I've just recently added a site map to my blog since Google webmaster tools always shows that the site map is missing. So, just for fun, I've added it.
Actually, there is some great documentation here.
So I've added a sitemap sitemaps.py
to my main Django project:
from core.sitemap import CoreSitemap
from blog.sitemap import BlogSitemap
sitemaps = {
'ReturnCode' : CoreSitemap,
'Blog' : BlogSitemap
}
and added this to the urls.py
:
from django.contrib.sitemaps.views import sitemap
from sitemaps import sitemaps
(...)
urlpatterns = patterns('',
url(r'^sitemap\.xml$', sitemap, {'sitemaps': sitemaps},
name='django.contrib.sitemaps.views.sitemap')
)
So, BlogSitemap
is pretty straight forward according to the documentation examples. CoreSitemap
, however, was a bit tricky since I wanted to include some "pages". A page is much like an article but is used as a static content page like site notice or site privacy police. So I wanted to include them within the sitemap. To achieve this, I had to pass arguments to the reverse()
method.
So I started with some static pages:
from django.contrib.sitemaps import Sitemap
from django.core.urlresolvers import reverse
class CoreSitemap(Sitemap):
changefreq = "daily"
priority = 0.5
def items(self):
return [
'blog:index',
'gridsolver:index'
]
def location(self, item):
return reverse(item)
This works pretty well. However, I needed to pass an argument, namely the slug of that page together with blog:page
. So I was assuming (which turned out to be right) that the items returned by itmes(self)
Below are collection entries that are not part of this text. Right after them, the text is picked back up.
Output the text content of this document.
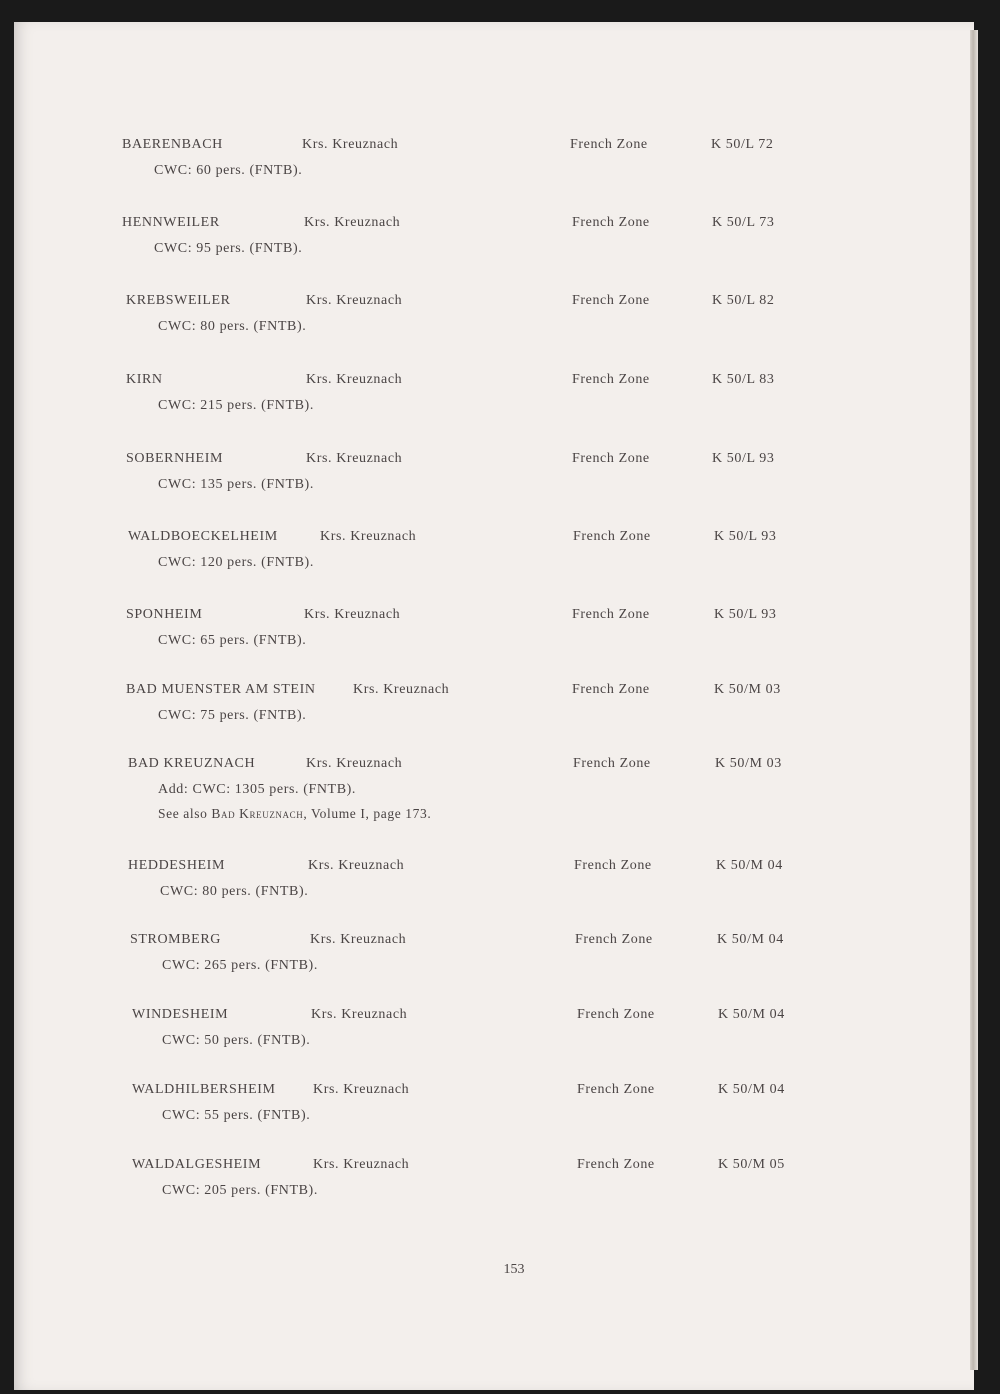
BAERENBACH	Krs. Kreuznach	French Zone	K 50/L 72
CWC: 60 pers. (FNTB).
HENNWEILER	Krs. Kreuznach	French Zone	K 50/L 73
CWC: 95 pers. (FNTB).
KREBSWEILER	Krs. Kreuznach	French Zone	K 50/L 82
CWC: 80 pers. (FNTB).
KIRN	Krs. Kreuznach	French Zone	K 50/L 83
CWC: 215 pers. (FNTB).
SOBERNHEIM	Krs. Kreuznach	French Zone	K 50/L 93
CWC: 135 pers. (FNTB).
WALDBOECKELHEIM	Krs. Kreuznach	French Zone	K 50/L 93
CWC: 120 pers. (FNTB).
SPONHEIM	Krs. Kreuznach	French Zone	K 50/L 93
CWC: 65 pers. (FNTB).
BAD MUENSTER AM STEIN	Krs. Kreuznach	French Zone	K 50/M 03
CWC: 75 pers. (FNTB).
BAD KREUZNACH	Krs. Kreuznach	French Zone	K 50/M 03
Add: CWC: 1305 pers. (FNTB).
See also Bad Kreuznach, Volume I, page 173.
HEDDESHEIM	Krs. Kreuznach	French Zone	K 50/M 04
CWC: 80 pers. (FNTB).
STROMBERG	Krs. Kreuznach	French Zone	K 50/M 04
CWC: 265 pers. (FNTB).
WINDESHEIM	Krs. Kreuznach	French Zone	K 50/M 04
CWC: 50 pers. (FNTB).
WALDHILBERSHEIM	Krs. Kreuznach	French Zone	K 50/M 04
CWC: 55 pers. (FNTB).
WALDALGESHEIM	Krs. Kreuznach	French Zone	K 50/M 05
CWC: 205 pers. (FNTB).
153
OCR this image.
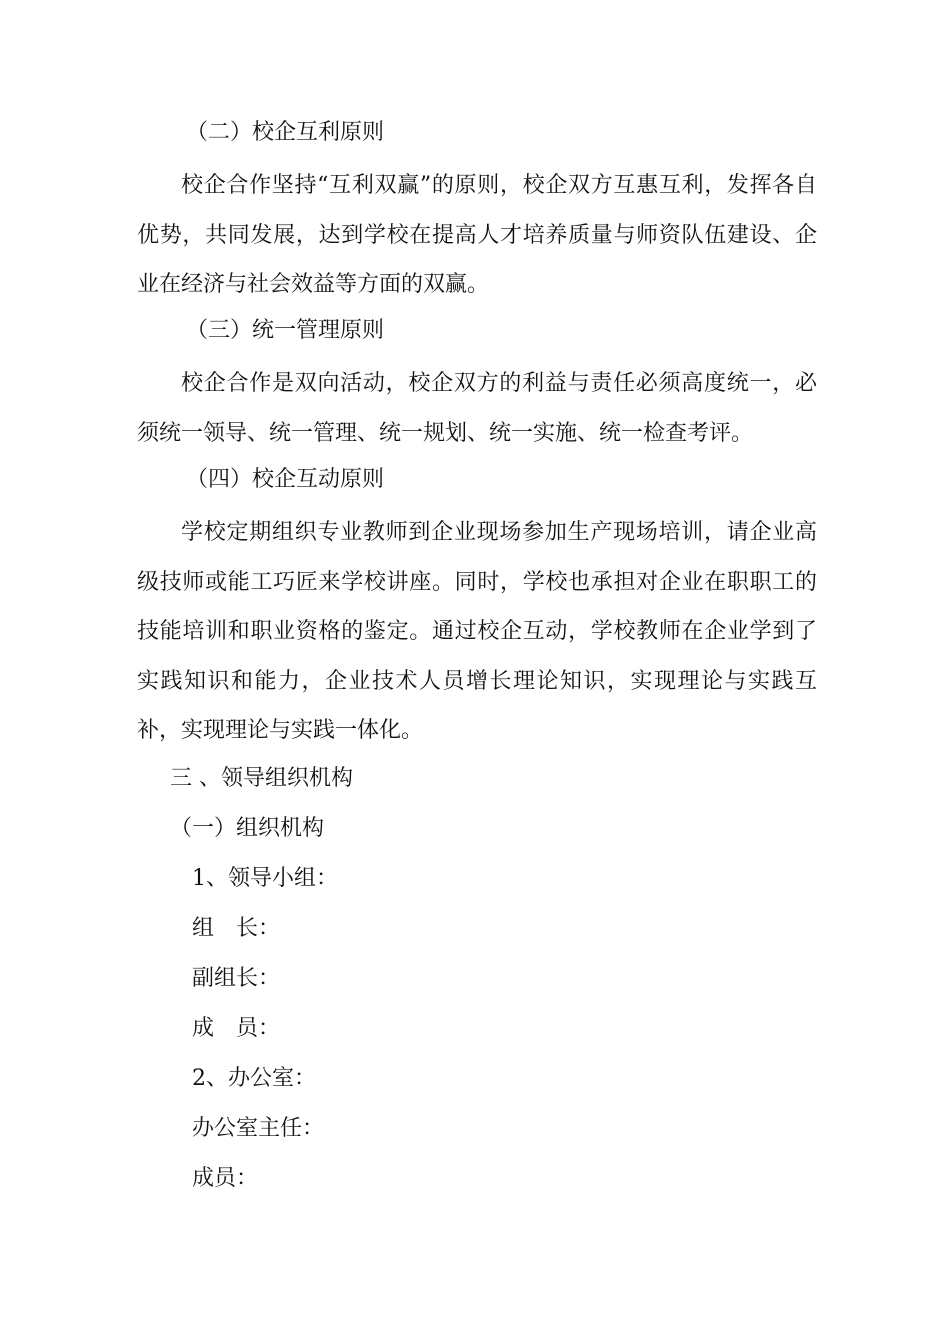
（二）校企互利原则

校企合作坚持“互利双赢”的原则，校企双方互惠互利，发挥各自优势，共同发展，达到学校在提高人才培养质量与师资队伍建设、企业在经济与社会效益等方面的双赢。

（三）统一管理原则

校企合作是双向活动，校企双方的利益与责任必须高度统一，必须统一领导、统一管理、统一规划、统一实施、统一检查考评。

（四）校企互动原则

学校定期组织专业教师到企业现场参加生产现场培训，请企业高级技师或能工巧匠来学校讲座。同时，学校也承担对企业在职职工的技能培训和职业资格的鉴定。通过校企互动，学校教师在企业学到了实践知识和能力，企业技术人员增长理论知识，实现理论与实践互补，实现理论与实践一体化。

三 、领导组织机构
（一）组织机构
1、领导小组：
组　长：
副组长：
成　员：
2、办公室：
办公室主任：
成员：
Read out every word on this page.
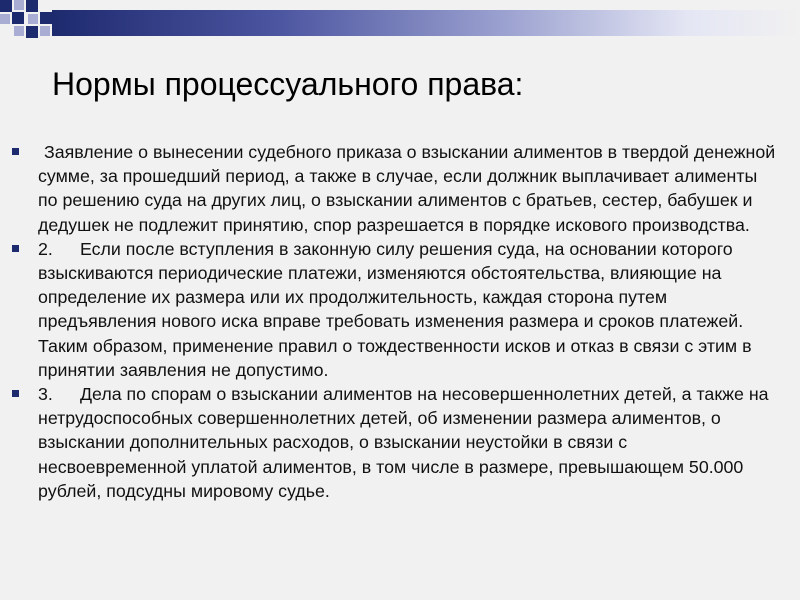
Нормы процессуального права:
Заявление о вынесении судебного приказа о взыскании алиментов в твердой денежной сумме, за прошедший период, а также в случае, если должник выплачивает алименты по решению суда на других лиц, о взыскании алиментов с братьев, сестер, бабушек и дедушек не подлежит принятию, спор разрешается в порядке искового производства.
2. Если после вступления в законную силу решения суда, на основании которого взыскиваются периодические платежи, изменяются обстоятельства, влияющие на определение их размера или их продолжительность, каждая сторона путем предъявления нового иска вправе требовать изменения размера и сроков платежей. Таким образом, применение правил о тождественности исков и отказ в связи с этим в принятии заявления не допустимо.
3. Дела по спорам о взыскании алиментов на несовершеннолетних детей, а также на нетрудоспособных совершеннолетних детей, об изменении размера алиментов, о взыскании дополнительных расходов, о взыскании неустойки в связи с несвоевременной уплатой алиментов, в том числе в размере, превышающем 50.000 рублей, подсудны мировому судье.
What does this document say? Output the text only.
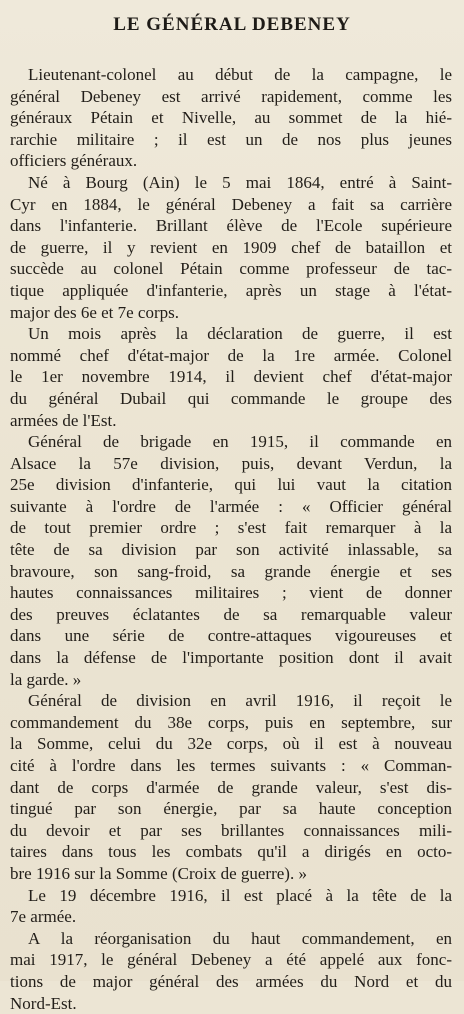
LE GÉNÉRAL DEBENEY
Lieutenant-colonel au début de la campagne, le
général Debeney est arrivé rapidement, comme les
généraux Pétain et Nivelle, au sommet de la hié-
rarchie militaire ; il est un de nos plus jeunes
officiers généraux.
Né à Bourg (Ain) le 5 mai 1864, entré à Saint-
Cyr en 1884, le général Debeney a fait sa carrière
dans l'infanterie. Brillant élève de l'Ecole supérieure
de guerre, il y revient en 1909 chef de bataillon et
succède au colonel Pétain comme professeur de tac-
tique appliquée d'infanterie, après un stage à l'état-
major des 6e et 7e corps.
Un mois après la déclaration de guerre, il est
nommé chef d'état-major de la 1re armée. Colonel
le 1er novembre 1914, il devient chef d'état-major
du général Dubail qui commande le groupe des
armées de l'Est.
Général de brigade en 1915, il commande en
Alsace la 57e division, puis, devant Verdun, la
25e division d'infanterie, qui lui vaut la citation
suivante à l'ordre de l'armée : « Officier général
de tout premier ordre ; s'est fait remarquer à la
tête de sa division par son activité inlassable, sa
bravoure, son sang-froid, sa grande énergie et ses
hautes connaissances militaires ; vient de donner
des preuves éclatantes de sa remarquable valeur
dans une série de contre-attaques vigoureuses et
dans la défense de l'importante position dont il avait
la garde. »
Général de division en avril 1916, il reçoit le
commandement du 38e corps, puis en septembre, sur
la Somme, celui du 32e corps, où il est à nouveau
cité à l'ordre dans les termes suivants : « Comman-
dant de corps d'armée de grande valeur, s'est dis-
tingué par son énergie, par sa haute conception
du devoir et par ses brillantes connaissances mili-
taires dans tous les combats qu'il a dirigés en octo-
bre 1916 sur la Somme (Croix de guerre). »
Le 19 décembre 1916, il est placé à la tête de la
7e armée.
A la réorganisation du haut commandement, en
mai 1917, le général Debeney a été appelé aux fonc-
tions de major général des armées du Nord et du
Nord-Est.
were just passed to location
. So what I ended up was:
def items(self):
return [
('blog:index', {}),
('gridsolver:index', {}),
('blog:page', {'slug':'site-notice'}),
('blog:page', {'slug':'privacy-police'})
]
def location(self, (name, kwargs)):
return reverse(name, kwargs=kwargs)
So items()
returns a list of tuples (pagename, kwargs)
. kwargs
can be an empty map when there is nothing to be passed.